An electron in the n=6 level of the hydrogen atom relaxes to a lower energy level, emitting light of ?=93.8nm. find the principal level to which the electron relaxed.

Answer 1

The electron in the hydrogen atom relaxes to $\boxed{\text{first}}$ principal level.

Further Explanation:

Electronic transition is the process of transference of electrons from one energy level to another energy level. If electron jumps from higher to lower level, it is accomplished by release of energy. This process is called emission process. Similarly, electron gains energy while going from lower to higher energy levels. This process is known as absorption process.

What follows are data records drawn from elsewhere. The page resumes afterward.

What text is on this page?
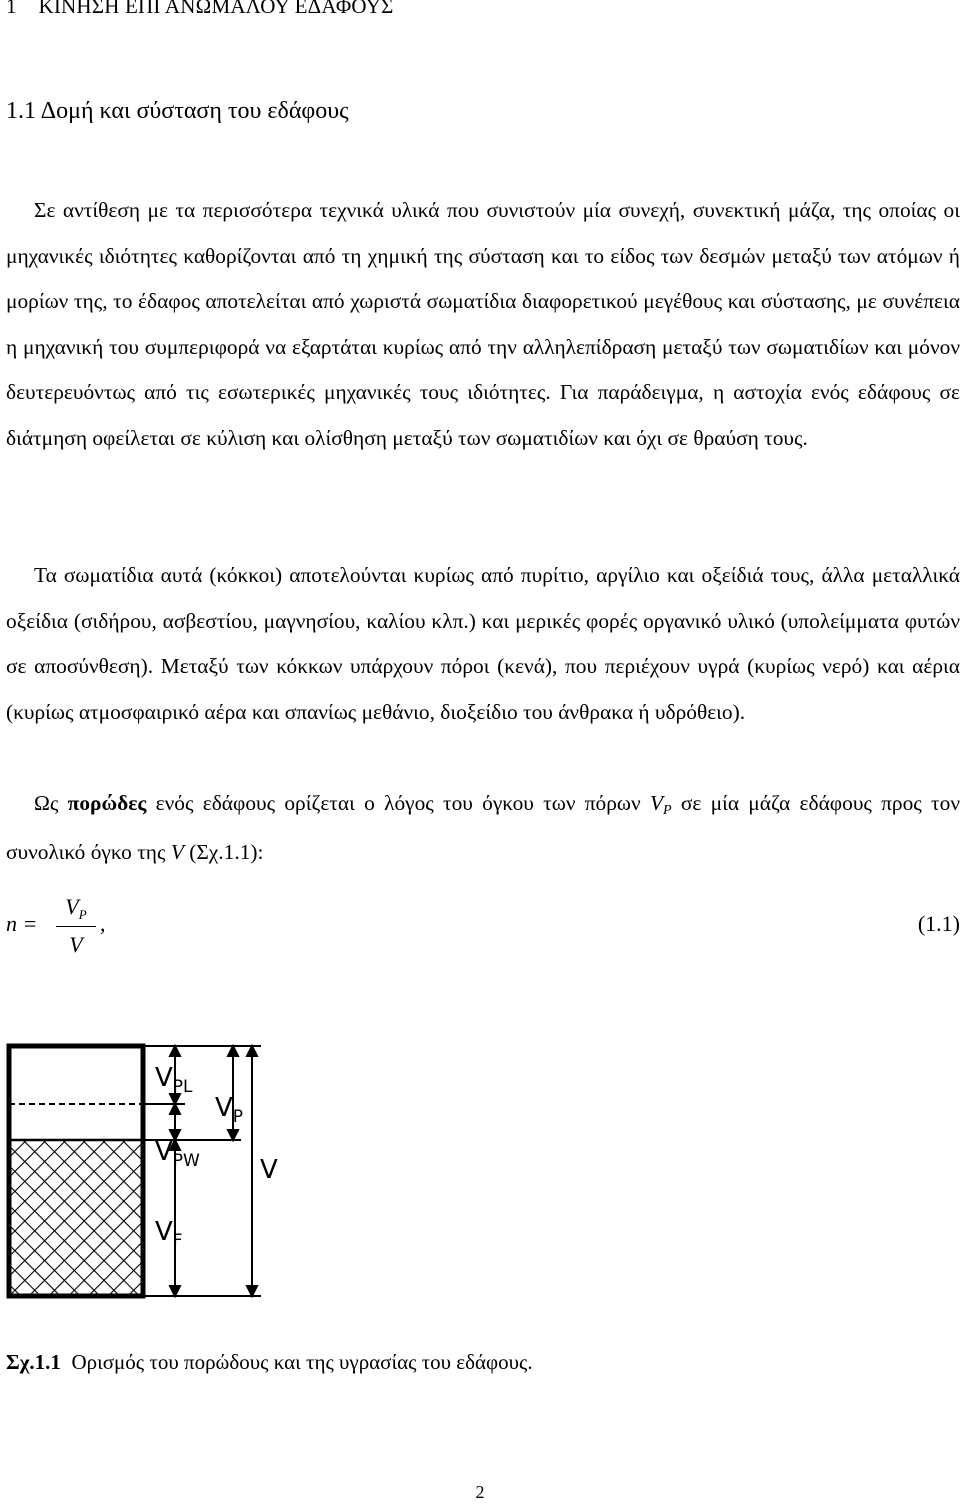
1    ΚΙΝΗΣΗ ΕΠΙ ΑΝΩΜΑΛΟΥ ΕΔΑΦΟΥΣ
1.1 Δομή και σύσταση του εδάφους

Σε αντίθεση με τα περισσότερα τεχνικά υλικά που συνιστούν μία συνεχή, συνεκτική μάζα, της οποίας οι μηχανικές ιδιότητες καθορίζονται από τη χημική της σύσταση και το είδος των δεσμών μεταξύ των ατόμων ή μορίων της, το έδαφος αποτελείται από χωριστά σωματίδια διαφορετικού μεγέθους και σύστασης, με συνέπεια η μηχανική του συμπεριφορά να εξαρτάται κυρίως από την αλληλεπίδραση μεταξύ των σωματιδίων και μόνον δευτερευόντως από τις εσωτερικές μηχανικές τους ιδιότητες. Για παράδειγμα, η αστοχία ενός εδάφους σε διάτμηση οφείλεται σε κύλιση και ολίσθηση μεταξύ των σωματιδίων και όχι σε θραύση τους.

Τα σωματίδια αυτά (κόκκοι) αποτελούνται κυρίως από πυρίτιο, αργίλιο και οξείδιά τους, άλλα μεταλλικά οξείδια (σιδήρου, ασβεστίου, μαγνησίου, καλίου κλπ.) και μερικές φορές οργανικό υλικό (υπολείμματα φυτών σε αποσύνθεση). Μεταξύ των κόκκων υπάρχουν πόροι (κενά), που περιέχουν υγρά (κυρίως νερό) και αέρια (κυρίως ατμοσφαιρικό αέρα και σπανίως μεθάνιο, διοξείδιο του άνθρακα ή υδρόθειο).

Ως πορώδες ενός εδάφους ορίζεται ο λόγος του όγκου των πόρων VP σε μία μάζα εδάφους προς τον συνολικό όγκο της V (Σχ.1.1):

n =
$V_P$
V
,	(1.1)
$V_{PL}$
$V_P$
$V_{PW}$ V
$V_F$
Σχ.1.1 Ορισμός του πορώδους και της υγρασίας του εδάφους.
2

The expression to calculate wavelength of transition in hydrogen atom is as follows:

$\dfrac{1}{\lambda}=R_\text{H}\left(\dfrac{1}{\text{n}_1^2}-\dfrac{1}{{\text{n}_2^2}}\right)$                                                            ...... (1)                                        

Where,

$\lambda$  is the wavelength of transition.

$R_\text{H}$ is Rydberg constant.

$\text{n}_2$ is the initial energy level of transition.

$\text{n}_1$ is the final energy level of transition.

Rearrange equation (1) to calculate $\text{n}_1$.

$\dfrac{1}{\text{n}_2}=\sqrt{\dfrac{1}{\text{n}_1^2}-\dfrac{1}{\lambda R}_\text{H} }$                                                  ...... (2)

Substitute 6 for $\text{n}_1$, 93.8 nm for $\lambda$ and $1.0974\times10^7\text{ m}^{-1}$ for $R_\text{H}$ in equation (2).

$\begin{aligned}\dfrac{1}{\text{n}_2}&=\sqrt{\dfrac{1}{\text{6}^2}-\dfrac{1}{(93.8\text{ nm})\left(\dfrac{10^{-9}\text{ m}}{1\text{ nm}}\right)(1.0974\times10^7\text{ m}^{-1})}\\&=0.999\\&\approx{1}\end{aligned}$                                              

Solving for $\text{n}_2$,

$\text{n}_2=1$

Therefore electron present in sixth energy level relaxes to first energy level.

Learn more:

1. Which transition is associated with the greatest energy change? brainly.com/question/1594022

2. Describe the spectrum of elemental hydrogen gas: brainly.com/question/6255073

Answer details:

Grade: Senior School

Subject: Chemistry

Chapter: Atomic structure

Keywords: electronic transition, emission, absorption, lower, higher, energy level, electrons, wavelength, Rydberg constant, initial energy level, final energy level, sixth, first, n1, n2, 0.999, 1, wavelength of transition, hydrogen atom, higher, lower.

Answer 2

We can find the principal level or lower level using Rydberg's formula:

1/w = R(1/L² - 1/U²) 

where:

w is the wavelength (93.8 nm),

L is the lower energy level (unknown)

U the upper energy level (n= 6)

R is Rydberg's constant (10,967,758 waves per meter)

Substituing known values into the equation:
1/(9.38 * 10^-8 m.) = 10,967,758(1/L² - 1-36)

Using the solver function of the calculator to get for L:

L = 0.999 
so L = 1. 
The lower level is 1 (the ground state).